I don’t think it’s a good idea for this behaviour to change automatically with the Python version, but it seems nice to have the option.
Floating-point numbers have a concept of signed zero. The sign should be taken into account when this is used in the denominator. The meaning of 0.0 is really more like limx->0+ x, and similarly for “negative zero”.
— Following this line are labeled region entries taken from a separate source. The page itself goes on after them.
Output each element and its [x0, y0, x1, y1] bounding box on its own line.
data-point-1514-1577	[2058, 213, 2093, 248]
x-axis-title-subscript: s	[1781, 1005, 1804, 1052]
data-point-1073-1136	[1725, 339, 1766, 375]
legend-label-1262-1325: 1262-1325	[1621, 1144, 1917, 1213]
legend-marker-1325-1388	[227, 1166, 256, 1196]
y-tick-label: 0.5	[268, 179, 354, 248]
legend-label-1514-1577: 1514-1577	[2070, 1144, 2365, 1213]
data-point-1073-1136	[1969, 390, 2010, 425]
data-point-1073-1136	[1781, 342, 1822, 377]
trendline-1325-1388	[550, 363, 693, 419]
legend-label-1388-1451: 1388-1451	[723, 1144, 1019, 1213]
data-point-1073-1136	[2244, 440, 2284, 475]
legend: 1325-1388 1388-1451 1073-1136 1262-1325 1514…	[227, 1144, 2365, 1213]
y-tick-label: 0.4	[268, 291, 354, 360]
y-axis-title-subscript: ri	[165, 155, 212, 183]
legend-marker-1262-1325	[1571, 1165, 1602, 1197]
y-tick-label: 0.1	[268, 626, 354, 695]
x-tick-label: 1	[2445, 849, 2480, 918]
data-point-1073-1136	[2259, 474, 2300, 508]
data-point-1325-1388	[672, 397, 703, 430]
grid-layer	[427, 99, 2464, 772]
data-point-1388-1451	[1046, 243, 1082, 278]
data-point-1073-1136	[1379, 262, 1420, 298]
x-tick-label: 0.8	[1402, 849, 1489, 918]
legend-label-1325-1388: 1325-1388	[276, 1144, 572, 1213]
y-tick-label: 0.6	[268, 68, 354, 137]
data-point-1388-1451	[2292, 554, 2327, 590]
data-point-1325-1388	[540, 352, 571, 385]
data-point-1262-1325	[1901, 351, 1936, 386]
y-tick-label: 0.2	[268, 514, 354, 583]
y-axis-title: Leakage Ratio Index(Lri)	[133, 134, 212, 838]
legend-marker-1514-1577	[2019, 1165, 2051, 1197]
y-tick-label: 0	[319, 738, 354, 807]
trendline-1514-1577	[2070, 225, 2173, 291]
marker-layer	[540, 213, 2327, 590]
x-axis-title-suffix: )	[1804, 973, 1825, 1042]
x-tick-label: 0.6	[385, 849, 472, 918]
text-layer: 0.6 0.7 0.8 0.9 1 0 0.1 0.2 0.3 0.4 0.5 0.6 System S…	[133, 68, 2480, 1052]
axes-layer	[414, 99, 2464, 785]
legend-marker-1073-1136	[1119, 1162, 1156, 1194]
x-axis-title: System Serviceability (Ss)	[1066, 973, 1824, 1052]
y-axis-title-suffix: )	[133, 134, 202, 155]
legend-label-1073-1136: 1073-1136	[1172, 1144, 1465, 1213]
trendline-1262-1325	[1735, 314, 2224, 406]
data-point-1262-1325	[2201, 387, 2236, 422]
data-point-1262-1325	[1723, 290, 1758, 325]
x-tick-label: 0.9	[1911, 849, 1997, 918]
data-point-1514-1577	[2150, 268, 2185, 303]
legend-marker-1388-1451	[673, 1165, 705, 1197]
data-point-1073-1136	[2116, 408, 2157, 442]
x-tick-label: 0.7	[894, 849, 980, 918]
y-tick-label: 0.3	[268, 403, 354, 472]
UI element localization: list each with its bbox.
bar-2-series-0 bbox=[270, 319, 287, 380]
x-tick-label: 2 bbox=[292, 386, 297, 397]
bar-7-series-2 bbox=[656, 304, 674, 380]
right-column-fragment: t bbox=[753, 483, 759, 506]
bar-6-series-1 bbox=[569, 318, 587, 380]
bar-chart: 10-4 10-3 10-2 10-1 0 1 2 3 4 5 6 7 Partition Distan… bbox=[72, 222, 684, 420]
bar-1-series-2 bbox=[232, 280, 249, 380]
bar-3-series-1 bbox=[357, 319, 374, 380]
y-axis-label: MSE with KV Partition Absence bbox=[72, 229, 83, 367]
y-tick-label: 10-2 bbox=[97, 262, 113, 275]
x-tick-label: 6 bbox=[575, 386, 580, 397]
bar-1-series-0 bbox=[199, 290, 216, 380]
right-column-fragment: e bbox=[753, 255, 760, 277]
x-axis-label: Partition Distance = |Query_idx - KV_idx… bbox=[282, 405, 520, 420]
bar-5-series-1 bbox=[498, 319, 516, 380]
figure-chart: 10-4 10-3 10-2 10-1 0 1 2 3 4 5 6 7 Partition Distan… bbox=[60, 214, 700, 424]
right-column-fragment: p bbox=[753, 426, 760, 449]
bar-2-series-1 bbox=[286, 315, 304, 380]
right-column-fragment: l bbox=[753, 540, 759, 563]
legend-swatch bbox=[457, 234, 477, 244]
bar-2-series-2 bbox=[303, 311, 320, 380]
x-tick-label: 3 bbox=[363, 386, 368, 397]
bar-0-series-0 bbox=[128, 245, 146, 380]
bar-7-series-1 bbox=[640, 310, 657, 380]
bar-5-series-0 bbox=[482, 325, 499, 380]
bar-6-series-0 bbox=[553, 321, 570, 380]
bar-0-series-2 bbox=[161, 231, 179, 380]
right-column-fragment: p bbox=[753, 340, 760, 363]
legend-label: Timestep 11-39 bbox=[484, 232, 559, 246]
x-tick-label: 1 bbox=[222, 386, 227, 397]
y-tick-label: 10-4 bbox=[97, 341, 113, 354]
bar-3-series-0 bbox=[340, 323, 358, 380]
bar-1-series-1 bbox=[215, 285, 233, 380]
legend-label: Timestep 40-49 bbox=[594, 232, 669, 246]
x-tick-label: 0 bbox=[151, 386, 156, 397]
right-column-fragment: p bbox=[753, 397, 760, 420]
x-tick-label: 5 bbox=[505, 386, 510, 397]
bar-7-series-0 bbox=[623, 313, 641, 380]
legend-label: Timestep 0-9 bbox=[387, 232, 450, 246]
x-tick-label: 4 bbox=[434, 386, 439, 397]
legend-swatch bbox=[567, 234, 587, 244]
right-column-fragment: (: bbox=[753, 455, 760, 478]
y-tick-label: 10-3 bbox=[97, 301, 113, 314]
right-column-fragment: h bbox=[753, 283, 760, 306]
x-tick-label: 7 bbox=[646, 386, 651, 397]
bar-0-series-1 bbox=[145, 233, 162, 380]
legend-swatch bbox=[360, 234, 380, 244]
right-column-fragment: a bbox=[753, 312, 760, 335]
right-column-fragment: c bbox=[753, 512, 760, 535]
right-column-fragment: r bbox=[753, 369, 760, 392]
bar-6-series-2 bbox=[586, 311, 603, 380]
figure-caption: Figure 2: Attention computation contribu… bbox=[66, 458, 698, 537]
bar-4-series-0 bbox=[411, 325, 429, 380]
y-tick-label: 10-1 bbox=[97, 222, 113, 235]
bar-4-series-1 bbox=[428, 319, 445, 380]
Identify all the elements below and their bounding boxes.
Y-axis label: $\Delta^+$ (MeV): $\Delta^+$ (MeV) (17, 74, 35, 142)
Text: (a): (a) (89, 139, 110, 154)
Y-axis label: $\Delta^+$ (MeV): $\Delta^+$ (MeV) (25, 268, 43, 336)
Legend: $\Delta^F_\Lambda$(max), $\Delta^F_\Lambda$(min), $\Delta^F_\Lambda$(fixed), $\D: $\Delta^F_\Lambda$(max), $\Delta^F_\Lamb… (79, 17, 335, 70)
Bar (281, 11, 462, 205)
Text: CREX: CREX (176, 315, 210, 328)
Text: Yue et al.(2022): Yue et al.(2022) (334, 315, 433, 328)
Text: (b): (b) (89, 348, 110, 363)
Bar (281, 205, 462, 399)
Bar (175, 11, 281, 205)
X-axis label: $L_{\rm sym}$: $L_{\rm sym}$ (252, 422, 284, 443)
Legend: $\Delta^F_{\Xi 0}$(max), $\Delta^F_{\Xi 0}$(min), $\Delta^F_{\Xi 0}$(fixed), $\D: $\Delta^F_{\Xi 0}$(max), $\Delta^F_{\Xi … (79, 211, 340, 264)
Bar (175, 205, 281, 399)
This seems like what NaN is for.
Unlike with real numbers, the “complex zero” doesn’t easily convey the angle at which 0 is approached. (0.0, -0.0, 0.0j, -0.0j are only four possibilities out of, as mathematicians reckon, uncountably many.) Consequently, dividing by it doesn’t give a clear result. Even if the angle is known, to specify the result properly, you’d need (positive) “infinity” paired with an angle, not the usual real-part + imaginary-part representation. (You can get some really weird behaviour if you try to mess around creating these kinds of values.) There is also in complex analysis the concept of “complex infinity” (complex value of infinite magnitude and unspecified angle), or the “line / circle at infinity” (the set of all values of infinite magnitude).
I probably still got some pedantic details wrong. The point I am trying to make is that complex numbers are… complex, and it would be better not to try to extend their functionality if there’s a chance of giving incorrect results.
My first thought is that I would expect a signed result. In integers, 0 is normally considered positive rather than negative. Here, it’s hard to draw inspiration from mathematics, because integers are not closed under division.
In fact, our lab returns different results, and these are all about the complex, or go to the inf.
I am still figuring out which result is the best, and in what situation.
This is a bug in the Python division. I will also investigate the problem.
When trap is enabled, All of these calculations will raise SIGFPE. The reason is explained in that page. I think Python should keep the behavior as is.
Not backwards compatible. Changing how division by zero behaves would break existing code.
Mathematically wrong. In general, a / 0 is not inf, from a mathematical point of view. a / 0 is undefined. lim(x->0) a / x == inf for certain values of a, but lim(x->0) a / x != a / 0.
Most importantly, IMO, inf is significantly less useful than ZeroDivisionError in most cases. If I’m working on a piece of code and accidentally introduce a zero-valued denominator, I want to know that. If division of zero instead just produced inf,
the inf may propagate further through the program, causing it to break in a hard-to-predict fashion somewhere else.
I wouldn’t immediately know what went wrong even if I did catch the inf where it first appeared, because division by zero is not the only operation that could produce inf.